Non si muore solo per le guerre o per l’esplosione di bombe ma anche di stenti. Di fame. Quello che nel nord del mondo sembra un problema ormai superato, nei paesi in via di sviluppo è una delle più grandi piaghe sociali. Di proporzioni talmente significative che 155 milioni di bambini nel mondo soffrono di malnutrizione cronica e 52 milioni sono affetti da malnutrizione acuta.

 

Dei 155 milioni, circa il 75 per cento vive in zone colpite da conflitti e crisi che riducono la disponibilità e l’accesso alle risorse, producono un aumento dei prezzi e limitano la possibilità di usufruire di beni e servizi di prima necessità, oltre a provocare effetti a lungo termine che incidono sulla trasmissione di forme di malnutrizione.

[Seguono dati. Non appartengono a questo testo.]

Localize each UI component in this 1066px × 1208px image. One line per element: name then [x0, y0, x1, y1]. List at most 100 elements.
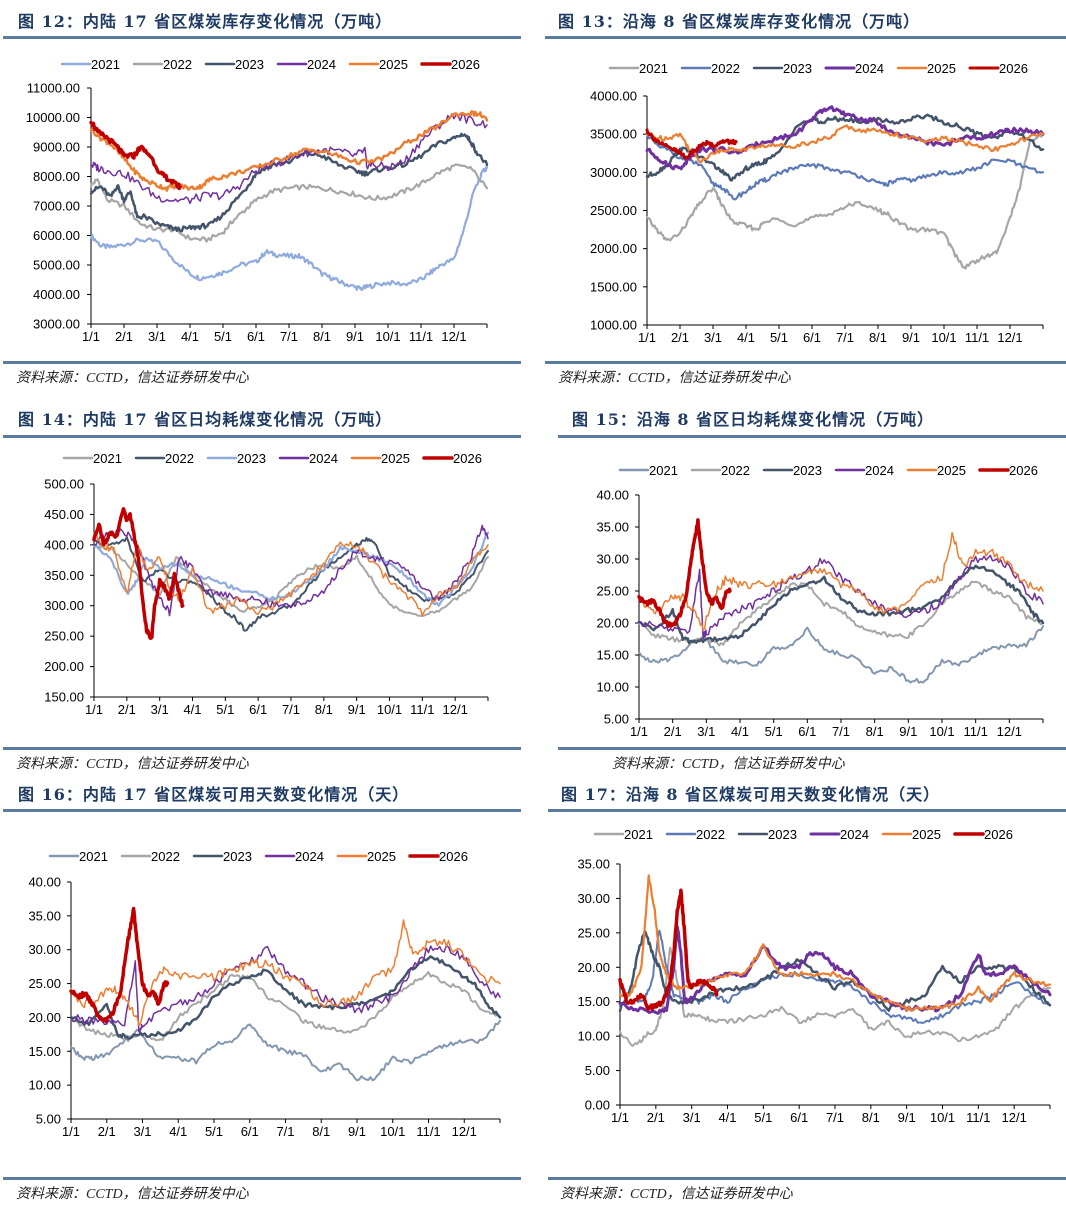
y-tick-label: 3000.00 — [590, 165, 637, 180]
x-tick-label: 8/1 — [312, 1124, 330, 1139]
x-tick-label: 1/1 — [85, 702, 103, 717]
series-line-2022 — [89, 163, 489, 243]
legend-label-2021: 2021 — [93, 451, 122, 466]
x-tick-label: 3/1 — [148, 329, 166, 344]
x-tick-label: 7/1 — [282, 702, 300, 717]
legend-label-2022: 2022 — [151, 849, 180, 864]
x-tick-label: 1/1 — [630, 724, 648, 739]
source-rule — [3, 1177, 521, 1180]
x-tick-label: 6/1 — [798, 724, 816, 739]
legend-label-2021: 2021 — [624, 827, 653, 842]
legend-label-2026: 2026 — [439, 849, 468, 864]
y-tick-label: 8000.00 — [33, 169, 80, 184]
legend-label-2023: 2023 — [237, 451, 266, 466]
x-tick-label: 3/1 — [151, 702, 169, 717]
x-tick-label: 10/1 — [930, 1110, 955, 1125]
series-line-2024 — [70, 944, 501, 1034]
x-tick-label: 6/1 — [803, 330, 821, 345]
series-line-2024 — [93, 524, 489, 617]
y-tick-label: 250.00 — [44, 629, 84, 644]
y-tick-label: 0.00 — [585, 1098, 610, 1113]
series-line-2025 — [645, 124, 1045, 164]
y-tick-label: 9000.00 — [33, 140, 80, 155]
y-tick-label: 3500.00 — [590, 127, 637, 142]
legend-label-2024: 2024 — [865, 463, 894, 478]
y-tick-label: 20.00 — [577, 960, 610, 975]
legend-label-2026: 2026 — [984, 827, 1013, 842]
source-note: 资料来源：CCTD，信达证券研发中心 — [558, 371, 791, 386]
series-line-2021 — [70, 1019, 501, 1082]
legend-label-2026: 2026 — [451, 57, 480, 72]
x-tick-label: 11/1 — [966, 1110, 990, 1125]
y-tick-label: 30.00 — [28, 942, 61, 957]
series-line-2023 — [637, 564, 1045, 645]
series-line-2024 — [618, 925, 1052, 1015]
x-tick-label: 3/1 — [683, 1110, 701, 1125]
y-tick-label: 200.00 — [44, 659, 84, 674]
legend-label-2021: 2021 — [91, 57, 120, 72]
y-tick-label: 11000.00 — [27, 81, 80, 96]
legend-label-2022: 2022 — [165, 451, 194, 466]
y-tick-label: 5.00 — [585, 1063, 610, 1078]
source-rule — [558, 747, 1066, 750]
y-tick-label: 35.00 — [577, 857, 610, 872]
legend-label-2026: 2026 — [999, 61, 1028, 76]
legend-label-2024: 2024 — [295, 849, 324, 864]
fig12-chart: 3000.00 4000.00 5000.00 6000.00 7000.00 8000.… — [26, 57, 489, 344]
x-tick-label: 12/1 — [452, 1124, 477, 1139]
x-tick-label: 2/1 — [647, 1110, 665, 1125]
title-rule — [545, 36, 1066, 39]
y-tick-label: 5000.00 — [33, 258, 80, 273]
y-tick-label: 10.00 — [577, 1029, 610, 1044]
y-tick-label: 4000.00 — [33, 287, 80, 302]
series-line-2025 — [618, 874, 1052, 1012]
y-tick-label: 25.00 — [28, 976, 61, 991]
x-tick-label: 5/1 — [754, 1110, 772, 1125]
series-line-2026 — [618, 888, 719, 1011]
y-tick-label: 25.00 — [577, 925, 610, 940]
series-line-2026 — [92, 507, 185, 640]
figure-title: 图 15：沿海 8 省区日均耗煤变化情况（万吨） — [572, 410, 935, 429]
x-tick-label: 7/1 — [832, 724, 850, 739]
x-tick-label: 9/1 — [898, 1110, 916, 1125]
x-tick-label: 12/1 — [1002, 1110, 1027, 1125]
x-tick-label: 12/1 — [997, 330, 1022, 345]
x-tick-label: 2/1 — [115, 329, 133, 344]
x-tick-label: 6/1 — [247, 329, 265, 344]
series-line-2024 — [645, 105, 1045, 171]
x-tick-label: 4/1 — [737, 330, 755, 345]
x-tick-label: 1/1 — [82, 329, 100, 344]
legend-label-2025: 2025 — [937, 463, 966, 478]
fig15-chart: 5.00 10.00 15.00 20.00 25.00 30.00 35.00 40.00 1… — [596, 463, 1045, 739]
y-tick-label: 6000.00 — [33, 228, 80, 243]
x-tick-label: 12/1 — [997, 724, 1022, 739]
title-rule — [558, 435, 1066, 438]
legend-label-2023: 2023 — [223, 849, 252, 864]
y-tick-label: 300.00 — [44, 598, 84, 613]
y-tick-label: 40.00 — [596, 488, 629, 503]
series-line-2024 — [638, 554, 1044, 640]
x-tick-label: 9/1 — [902, 330, 920, 345]
series-line-2023 — [618, 930, 1052, 1013]
y-tick-label: 15.00 — [28, 1044, 61, 1059]
x-tick-label: 5/1 — [205, 1124, 223, 1139]
x-tick-label: 11/1 — [416, 1124, 440, 1139]
x-tick-label: 4/1 — [181, 329, 199, 344]
y-tick-label: 35.00 — [28, 908, 61, 923]
y-tick-label: 20.00 — [596, 616, 629, 631]
x-tick-label: 8/1 — [315, 702, 333, 717]
x-tick-label: 4/1 — [169, 1124, 187, 1139]
y-tick-label: 35.00 — [596, 520, 629, 535]
source-note: 资料来源：CCTD，信达证券研发中心 — [16, 371, 249, 386]
y-tick-label: 15.00 — [577, 994, 610, 1009]
y-tick-label: 2500.00 — [590, 203, 637, 218]
legend-label-2025: 2025 — [379, 57, 408, 72]
y-tick-label: 30.00 — [577, 891, 610, 906]
legend-label-2023: 2023 — [783, 61, 812, 76]
fig13-chart: 1000.00 1500.00 2000.00 2500.00 3000.00 3500.… — [590, 61, 1045, 345]
x-tick-label: 11/1 — [963, 724, 987, 739]
x-tick-label: 8/1 — [313, 329, 331, 344]
legend-label-2026: 2026 — [1009, 463, 1038, 478]
x-tick-label: 11/1 — [409, 329, 433, 344]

Ma non solo: in contesti già di per sé vulnerabili, la ridotta disponibilità di cibo è dovuta, anche, alla alterazioni del clima, con il conseguente aumento di fenomeni meteorologici estremi, compresi alluvioni e siccità, che peggiorano le condizioni igienico-sanitarie compromettendo la salute dei bambini, in termini di riduzione della capacità di assorbimento dei nutrienti a causa di malattie infettive. Per le alluvioni e la siccità, poi, la produzione agricola, anche solo finalizzata alla sussistenza della propria famiglia - fonte di sostentamento e occupazione, determinante per l’accesso ad altre risorse – diventa un’impresa faticosa.

Ma la malnutrizione non è solo legata allo scorretto apporto di elementi nutritivi ma anche a processi più ampi e omnicomprensivi che coinvolgono, mettendoli a rischio, un ambiente socio-politico sicuro e stabile, i sistemi alimentari sostenibili, la parità di genere, l’assistenza sanitaria e l’istruzione. Promuoverla, soprattutto per le donne, assicurare loro un’adeguata nutrizione in età riproduttiva, garantire le cure, finanziare sistemi di produzione sostenibili – aiutando i piccoli produttori così da rendere le famiglie autosufficienti dal punto di vista alimentare – possono essere, dunque, ottimi strumenti nel contrasto alla fame nel mondo.

Perché lo sfruttamento eccessivo di risorse da parte di pochi incide notevolmente sull’ambiente di molti, incrementando il rischio di catastrofi naturali e l’innescarsi di un circolo vizioso. Questa distribuzione ineguale fa il paio con lo spreco alimentare: quasi un miliardo e mezzo di tonnellate di cibi buttati via ogni anno potrebbero sfamare buona parte della popolazione.

Le stime suggeriscono che un minore affetto da malnutrizione acuta corre più di undici volte il rischio di morire di uno della stessa età in buona salute e i dati (certi), stando a quanto riportato nel dossier "Una fame da morire", redatto da Save the children, parlano di tre milioni di bambini morti nel 2015, prima di compiere il quinto anno di vita, essendo, la denutrizione, la concausa di circa la metà delle morti infantili a livello mondiale.

Più della metà, poi, dei casi di malnutrizione si registra in Asia, soprattutto in India, e un terzo in Africa, principalmente in Eritrea, con un gap profondo tra aree rurali e aree urbane, dove è in aumento il pericolo di malnutrizione. Combattere la fame è anche questione di equità.